Local interpretation	Saabas SHAP-equivalent	Per-sample × per-feature contributions; the tree-friendly SHAP approximation.
Seed	`MBX_SEED` (default 42, L'Ecuyer-CMRG)	Reproducibility — required because `ranger` uses parallel under the hood.
Threads	`MBX_THREADS`	Single source of truth.
Plot formats	PNG + SVG always; PDF on `--publication-figures`	Publication-ready by default.

When and why we fall back to defaults

Fallback	When it triggers	Why this fallback exists
LOOCV instead of 5-fold	N < 20 samples	5-fold on N = 12 gives 2-sample test folds — noisier than the model.
Skip a (level × variable) cell	< 2 valid groups, < 5 samples per group, or no features after filtering	Insufficient data to train.
Class-weight balancing	One class has ≥ 2× another class's samples	Prevents the majority-class gaming.
Skip SHAP if `--skip-shap`	Large N + many features makes Saabas slow	Saabas is per-sample × per-feature — quadratic in feature count. User can opt out.
Reuse cached RDS	Existing trained model at the expected path	Saves the most expensive sub-step on re-runs.
Hard-fail on factor-level mismatch	The response column has only one level after filtering	Nothing to classify; logged + skipped.

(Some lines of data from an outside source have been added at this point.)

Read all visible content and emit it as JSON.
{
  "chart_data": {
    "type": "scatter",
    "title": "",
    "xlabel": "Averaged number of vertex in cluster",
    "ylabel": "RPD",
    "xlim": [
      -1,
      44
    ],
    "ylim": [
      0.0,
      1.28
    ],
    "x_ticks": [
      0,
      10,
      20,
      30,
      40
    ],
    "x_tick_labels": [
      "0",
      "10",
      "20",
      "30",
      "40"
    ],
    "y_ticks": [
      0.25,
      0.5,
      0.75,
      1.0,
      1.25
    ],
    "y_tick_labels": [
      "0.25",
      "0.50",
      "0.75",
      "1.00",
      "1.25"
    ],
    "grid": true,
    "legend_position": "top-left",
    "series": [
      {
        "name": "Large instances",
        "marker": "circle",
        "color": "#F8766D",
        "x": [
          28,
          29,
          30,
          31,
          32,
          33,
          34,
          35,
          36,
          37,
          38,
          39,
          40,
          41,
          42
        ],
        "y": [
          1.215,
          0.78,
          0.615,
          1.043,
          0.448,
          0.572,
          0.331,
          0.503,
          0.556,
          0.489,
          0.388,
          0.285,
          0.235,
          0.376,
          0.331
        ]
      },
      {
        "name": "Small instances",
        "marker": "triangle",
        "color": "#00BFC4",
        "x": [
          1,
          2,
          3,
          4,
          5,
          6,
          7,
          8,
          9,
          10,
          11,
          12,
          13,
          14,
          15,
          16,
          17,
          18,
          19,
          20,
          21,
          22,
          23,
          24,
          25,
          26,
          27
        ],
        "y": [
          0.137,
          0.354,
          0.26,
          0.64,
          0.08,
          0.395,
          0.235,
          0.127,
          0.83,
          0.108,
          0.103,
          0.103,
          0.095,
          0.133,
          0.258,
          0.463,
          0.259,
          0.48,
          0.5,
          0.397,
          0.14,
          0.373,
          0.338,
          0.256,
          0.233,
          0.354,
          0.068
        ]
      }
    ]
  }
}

What the output file looks like

Summary_RF_<Variable>.xlsx (the canonical "which level is most predictive?" answer):

level	accuracy	macro_AUC	F1	n_features	n_used	runtime_s
domain	0.55	0.61	0.52	2	2	0.4
phylum	0.71	0.74	0.69	12	12	0.8
class	0.78	0.82	0.77	23	22	1.2
order	0.83	0.87	0.82	47	41	2.0
family	0.86	0.90	0.85	84	71	2.9
genus	0.88	0.93	0.87	142	109	4.1
species	0.85	0.91	0.83	218	178	5.3

Plus per-(level × variable) RF_<level>_by_<var>/ directories with:

model_metrics.xlsx — accuracy + AUC + F1 + sens + spec.
confusion_matrix.png / .svg.
roc_curves.png / .svg.
feature_importance.xlsx — every feature's permutation importance.
top20_importance.png / .svg.
shap_per_sample.png / .svg.
predicted_vs_actual.xlsx.
model.rds.

Takeaway

Step 16 is the predictive complement to Steps 10 and 14. A signal that shows up in ANCOMBC2 and drives a Random Forest classification is hard to dismiss. The cross-validation strategy auto-adapts to small-N microbiome reality. Permutation importance + Saabas SHAP give a reviewer the which taxa actually drive the prediction answer.

Sources

The script: mbXPro/scripts/mbx_ml_classifier_run.sh
Random Forest: Breiman (2001), Random forests, Machine Learning 45:5–32.
ranger: Wright & Ziegler (2017), ranger: A fast implementation of Random Forests for high dimensional data in C++ and R, JSS 77:1.
Permutation importance: Strobl et al. (2007), Bias in random forest variable importance measures, BMC Bioinformatics 8:25.
Saabas SHAP-equivalent: Saabas (2014), http://blog.datadive.net/interpreting-random-forests/
SHAP for trees: Lundberg et al. (2020), From local explanations to global understanding with explainable AI for trees, Nat Mach Intell 2:56–67.